In 2006 Random House published her book, Feather in the Storm: A Childhood Lost in Chaos, co-authored by Larry Engelmann, a professor of history at San Jose State University. Wu's given name, Yimao, means "feather" in Mandarin.
"I was determined to tell the world the story," says Wu, 48, while having afternoon tea in the living room of her Cupertino home.
When she began her book, Wu had been in the United States just two years. Memories of her childhood and youth in China--a period she describes as "a time of revolutionary upheaval, brutality and inhumanity" --were still fresh and raw.
During the 23 years that Wu worked on her book, she traveled five times to China, earned a master's degree, married, bore two children, developed a career, moved to Cupertino, divorced and was featured in a documentary film about her youth.
Wu wants her memoir to serve as "a reminder and a memorial to all of the children lost in the chaos and to all of those who, even though they survived, were robbed of their birthright, innocence and happiness."
'Educated youth'
Wu was born June 3, 1958, in China. When she was 3 her mother took her to visit her father, Ningkun Wu, who was in a concentration camp. He had been imprisoned because he was an intellectual and a popular professor. He had earned a doctorate degree in English literature from the University of Chicago in the 1950s.

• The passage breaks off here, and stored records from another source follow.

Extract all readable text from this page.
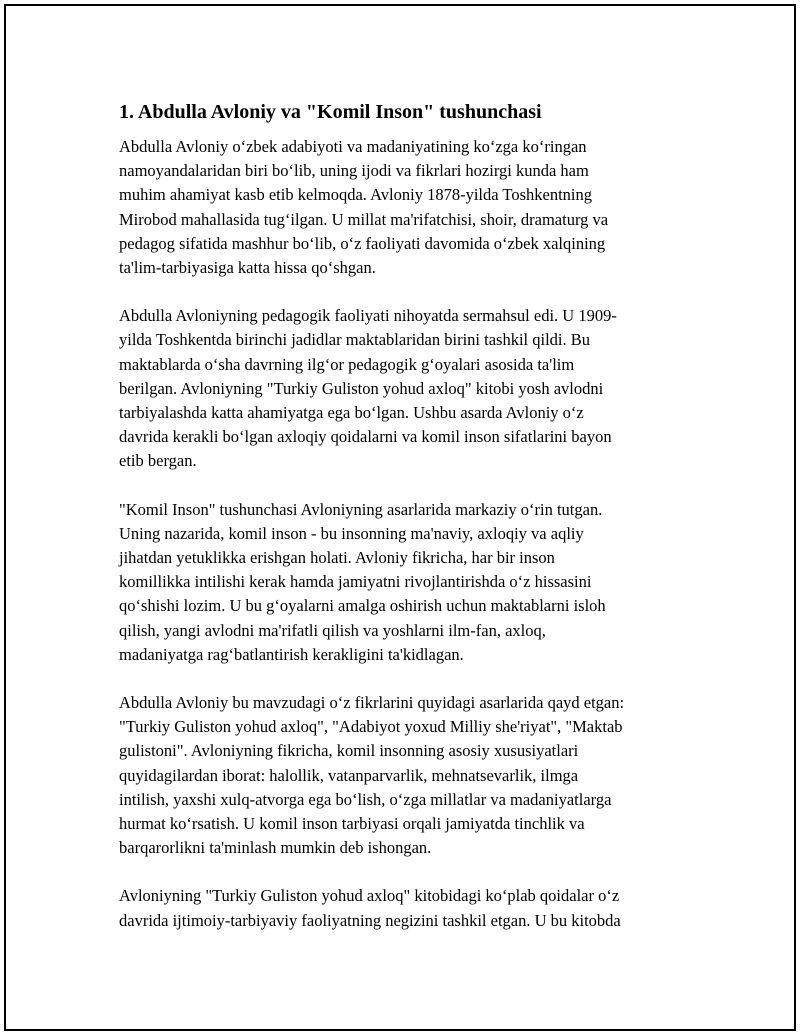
1. Abdulla Avloniy va "Komil Inson" tushunchasi

Abdulla Avloniy o‘zbek adabiyoti va madaniyatining ko‘zga ko‘ringan
namoyandalaridan biri bo‘lib, uning ijodi va fikrlari hozirgi kunda ham
muhim ahamiyat kasb etib kelmoqda. Avloniy 1878-yilda Toshkentning
Mirobod mahallasida tug‘ilgan. U millat ma'rifatchisi, shoir, dramaturg va
pedagog sifatida mashhur bo‘lib, o‘z faoliyati davomida o‘zbek xalqining
ta'lim-tarbiyasiga katta hissa qo‘shgan.

Abdulla Avloniyning pedagogik faoliyati nihoyatda sermahsul edi. U 1909-
yilda Toshkentda birinchi jadidlar maktablaridan birini tashkil qildi. Bu
maktablarda o‘sha davrning ilg‘or pedagogik g‘oyalari asosida ta'lim
berilgan. Avloniyning "Turkiy Guliston yohud axloq" kitobi yosh avlodni
tarbiyalashda katta ahamiyatga ega bo‘lgan. Ushbu asarda Avloniy o‘z
davrida kerakli bo‘lgan axloqiy qoidalarni va komil inson sifatlarini bayon
etib bergan.

"Komil Inson" tushunchasi Avloniyning asarlarida markaziy o‘rin tutgan.
Uning nazarida, komil inson - bu insonning ma'naviy, axloqiy va aqliy
jihatdan yetuklikka erishgan holati. Avloniy fikricha, har bir inson
komillikka intilishi kerak hamda jamiyatni rivojlantirishda o‘z hissasini
qo‘shishi lozim. U bu g‘oyalarni amalga oshirish uchun maktablarni isloh
qilish, yangi avlodni ma'rifatli qilish va yoshlarni ilm-fan, axloq,
madaniyatga rag‘batlantirish kerakligini ta'kidlagan.

Abdulla Avloniy bu mavzudagi o‘z fikrlarini quyidagi asarlarida qayd etgan:
"Turkiy Guliston yohud axloq", "Adabiyot yoxud Milliy she'riyat", "Maktab
gulistoni". Avloniyning fikricha, komil insonning asosiy xususiyatlari
quyidagilardan iborat: halollik, vatanparvarlik, mehnatsevarlik, ilmga
intilish, yaxshi xulq-atvorga ega bo‘lish, o‘zga millatlar va madaniyatlarga
hurmat ko‘rsatish. U komil inson tarbiyasi orqali jamiyatda tinchlik va
barqarorlikni ta'minlash mumkin deb ishongan.

Avloniyning "Turkiy Guliston yohud axloq" kitobidagi ko‘plab qoidalar o‘z
davrida ijtimoiy-tarbiyaviy faoliyatning negizini tashkil etgan. U bu kitobda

He spent most of Emily's childhood in and out of prison. For his "crime," his family was punished by getting smaller housing, fewer food rations and more distant medical care.
Wu also received less because she was a girl. "The best food, the best everything, in our household and others like it, was for the boys first and for the girls last." Wu had two brothers: one older, one younger.
On June 4, 1966, a more violent phase of the Cultural Revolution began with a Communist Party policy of eradicating the four "olds:" old thought, old culture, old customs and old habits.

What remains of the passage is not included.